“Love.Me” by Nicola Schito

“Love.Me” by Nicola Schito

“Love.Me” is a film that we wish would never end. Because the narrative has an incredible value, because the aesthetic structure is wonderful and the story extremely powerful and original.
But there is perhaps something more behind that should be studied. If it is true that the best films seem to be of extraordinary simplicity, it is necessary to open a gash in beauty to get to the truth. And probably the same concept seems to apply to Harumi, the beautiful protagonist of this film, in search of love, or its real meaning. What she will encounter in her path is a tender and desperate degeneration of attraction, inevitably linked to violence. With a “futuristic” leap forward, Nicola Schito actually returns to a primordial dualism, which takes root in the origins of humanity. Love and violence, attraction and aggression, blood and flesh. Starting from the screenplay, solid and very deep, sensitive to the nuances of language, the film develops in a continuous contraction and expansion of spaces and times. The film therefore reaches its shocking end in a blink of an eye, and what remains is a sense of deep empathy towards the character and towards the reality that we know too well. The camera divides the space into paintings, and at times blends with the meat, other times it distances it to give breath to the image.

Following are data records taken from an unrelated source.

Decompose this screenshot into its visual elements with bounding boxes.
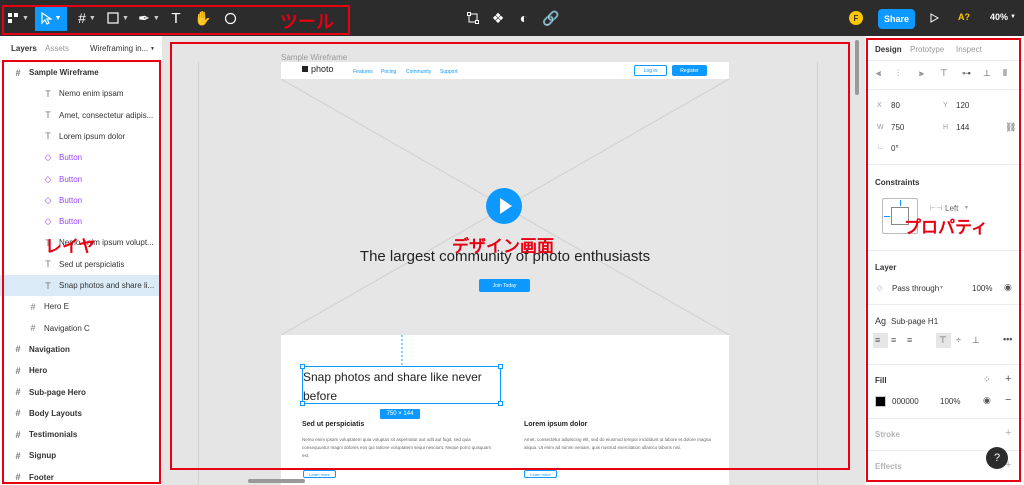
tools-annotation-label: ツール: [280, 12, 334, 33]
component-button[interactable]: ❖: [489, 5, 507, 31]
component-icon: ❖: [491, 9, 505, 26]
layers-annotation-label: レイヤ: [45, 237, 96, 257]
chevron-down-icon: ▼: [150, 46, 155, 52]
play-icon: [930, 13, 939, 23]
share-button[interactable]: Share: [878, 9, 915, 29]
link-icon: 🔗: [542, 9, 560, 26]
design-annotation-label: デザイン画面: [452, 237, 554, 257]
present-button[interactable]: [927, 5, 941, 31]
left-panel-tabs: Layers Assets Wireframing in... ▼: [0, 36, 162, 62]
horizontal-scrollbar[interactable]: [248, 479, 305, 483]
chevron-down-icon: ▼: [1010, 14, 1016, 20]
properties-annotation-label: プロパティ: [904, 218, 988, 238]
accessibility-button[interactable]: A?: [958, 12, 970, 22]
avatar[interactable]: F: [849, 11, 863, 25]
link-button[interactable]: 🔗: [542, 5, 560, 31]
zoom-dropdown[interactable]: 40%: [990, 12, 1008, 22]
tab-layers[interactable]: Layers: [11, 44, 37, 53]
learn-more-button[interactable]: Learn more: [524, 470, 557, 478]
crop-button[interactable]: [464, 5, 482, 31]
learn-more-button[interactable]: Learn more: [303, 470, 336, 478]
tab-assets[interactable]: Assets: [45, 44, 69, 53]
vertical-scrollbar[interactable]: [855, 40, 859, 95]
contrast-icon: ◐: [519, 10, 529, 26]
crop-icon: [467, 12, 479, 24]
page-selector[interactable]: Wireframing in...: [90, 44, 148, 53]
properties-annotation-box: [866, 38, 1021, 482]
contrast-button[interactable]: ◐: [515, 5, 533, 31]
layers-annotation-box: [2, 60, 161, 484]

Behind Schito’s gaze there is a great maturity and the choice of meaning behind the mise en scène is evident: it is impossible to reduce it to pure cinematographic grammar.
“Love.Me” alternates narration with moments of suspension that seem to lead aesthetics towards a transcendence of narration, in pure visual experimentation.
The same strong artistic identity of the author is evident in cinematography. Lights with soft and warm tones that seem to fade the gradations of the skin towards every corner of the frame are opposed to diametrically opposite choices. Nicola Schito’s film manages to carry on a strong and fascinating idea with a very extensive cinematographic sensitivity, capable of extending to each technical department and joining the parts in a single great film show, or perhaps, we could say, a single “body “.

A praise to the talented lead actress.